Although we hate to, it'll be time to take the Christmas trees down soon. We usually wait until after "Old Christmas Day" or Epiphanny, January 6th. These are two of my favorite glass ornaments, very Maine-y, my red lobster and seagull. My husband and I each have our own decorated Christmas trees. Mine is always a real tree with all my glass ornaments that I've collected over the years, his is a little kid's dream with ornaments from Peanuts, Looney Tunes and all sorts of cartoon characters - artificial and pre-lit with multi-colored lights. I'm an all-white light purist! So it's good that we can have the decorations we love the most and can enjoy each other's holiday creations!

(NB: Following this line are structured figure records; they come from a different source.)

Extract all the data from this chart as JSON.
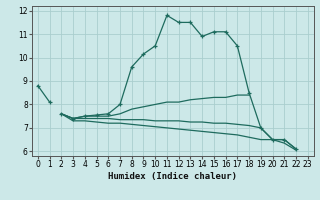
{
  "title": "",
  "xlabel": "Humidex (Indice chaleur)",
  "ylabel": "",
  "bg_color": "#cce8e8",
  "grid_color": "#aacece",
  "line_color": "#1e6b5e",
  "xlim": [
    -0.5,
    23.5
  ],
  "ylim": [
    5.8,
    12.2
  ],
  "yticks": [
    6,
    7,
    8,
    9,
    10,
    11,
    12
  ],
  "xticks": [
    0,
    1,
    2,
    3,
    4,
    5,
    6,
    7,
    8,
    9,
    10,
    11,
    12,
    13,
    14,
    15,
    16,
    17,
    18,
    19,
    20,
    21,
    22,
    23
  ],
  "series": [
    {
      "x": [
        0,
        1
      ],
      "y": [
        8.8,
        8.1
      ],
      "marker": true
    },
    {
      "x": [
        2,
        3,
        4,
        5,
        6,
        7,
        8,
        9,
        10,
        11,
        12,
        13,
        14,
        15,
        16,
        17,
        18,
        19,
        20,
        21,
        22
      ],
      "y": [
        7.6,
        7.4,
        7.5,
        7.55,
        7.6,
        8.0,
        9.6,
        10.15,
        10.5,
        11.8,
        11.5,
        11.5,
        10.9,
        11.1,
        11.1,
        10.5,
        8.5,
        7.0,
        6.5,
        6.5,
        6.1
      ],
      "marker": true
    },
    {
      "x": [
        2,
        3,
        4,
        5,
        6,
        7,
        8,
        9,
        10,
        11,
        12,
        13,
        14,
        15,
        16,
        17,
        18
      ],
      "y": [
        7.6,
        7.4,
        7.5,
        7.5,
        7.5,
        7.6,
        7.8,
        7.9,
        8.0,
        8.1,
        8.1,
        8.2,
        8.25,
        8.3,
        8.3,
        8.4,
        8.4
      ],
      "marker": false
    },
    {
      "x": [
        2,
        3,
        4,
        5,
        6,
        7,
        8,
        9,
        10,
        11,
        12,
        13,
        14,
        15,
        16,
        17,
        18,
        19,
        20,
        21,
        22
      ],
      "y": [
        7.6,
        7.4,
        7.4,
        7.4,
        7.4,
        7.35,
        7.35,
        7.35,
        7.3,
        7.3,
        7.3,
        7.25,
        7.25,
        7.2,
        7.2,
        7.15,
        7.1,
        7.0,
        6.5,
        6.5,
        6.1
      ],
      "marker": false
    },
    {
      "x": [
        2,
        3,
        4,
        5,
        6,
        7,
        8,
        9,
        10,
        11,
        12,
        13,
        14,
        15,
        16,
        17,
        18,
        19,
        20,
        21,
        22
      ],
      "y": [
        7.6,
        7.3,
        7.3,
        7.25,
        7.2,
        7.2,
        7.15,
        7.1,
        7.05,
        7.0,
        6.95,
        6.9,
        6.85,
        6.8,
        6.75,
        6.7,
        6.6,
        6.5,
        6.5,
        6.35,
        6.05
      ],
      "marker": false
    }
  ]
}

This snowy weekend has just begged for comfort food - chicken pot pie from scratch New Year's Day and Yankee Pot Roast Saturday night - oh, so yummy and good for the soul! It's a recipe I adapted from one I found in Cooking Light magazine (my favorite!), October 2007 and I make it often in fall and winter. I hope you enjoy it!


Yankee Pot Roast

Olive oil
About a 2-lb. boneless chuck roast, trimmed
1 cup chopped onion
4 cups fat-free, less-sodium College Inn beef broth
1 tbsp whole-grain Dijon mustard
1 tsp salt
1 tsp dried thyme
1/2 tsp freshly ground black pepper
1/2 tsp dried sage (or Bell's Seasoning left over from Thanksgiving)
2 bay leaves
1 small turnip, peeled and cut into 1-inch cubes
1 medium Russet potato, peeled and cut into 1-inch cubes
About 4 medium carrots, peeled and cut into 1-inch slices

Pre-heat over to 300 degrees.

Heat about a tsp olive oil in a large oven-safe Dutch oven over medium-high heat. Brown the roast on all sides, about 8 minutes. Remove from pan to a plate. Add a little more olive oil if needed and saute the onion about 5 minutes or until they begin to brown. Add the broth, scraping pan to loosen the brown bits from browning the meat and onion. Reduce heat; add mustard, spices and bay leaves then return the roast to the pot. Bring to a simmer.

Cover and bake at 300 for 1-1/2 hours. Add the carrot and turnip and continue to bake, covered, another hour. Add potato and bake another 30 minutes or until the roast and vegetables are very tender. Remove bay leaves.

You can also add parsnip or rutabaga, or any other root vegetables you prefer. Wonderful the next day! Add some crusty bread or homemade corn bread and call the family to dinner!

Enjoy and stay warm and cozy! I'm off to finish drawing out a couple of new hooked rug projects. More on those soon.

1 comment:

Chrissy said...

I am pretty sure that is in Newbury NH - close to Sunapee lake! It is right in front of the fire station!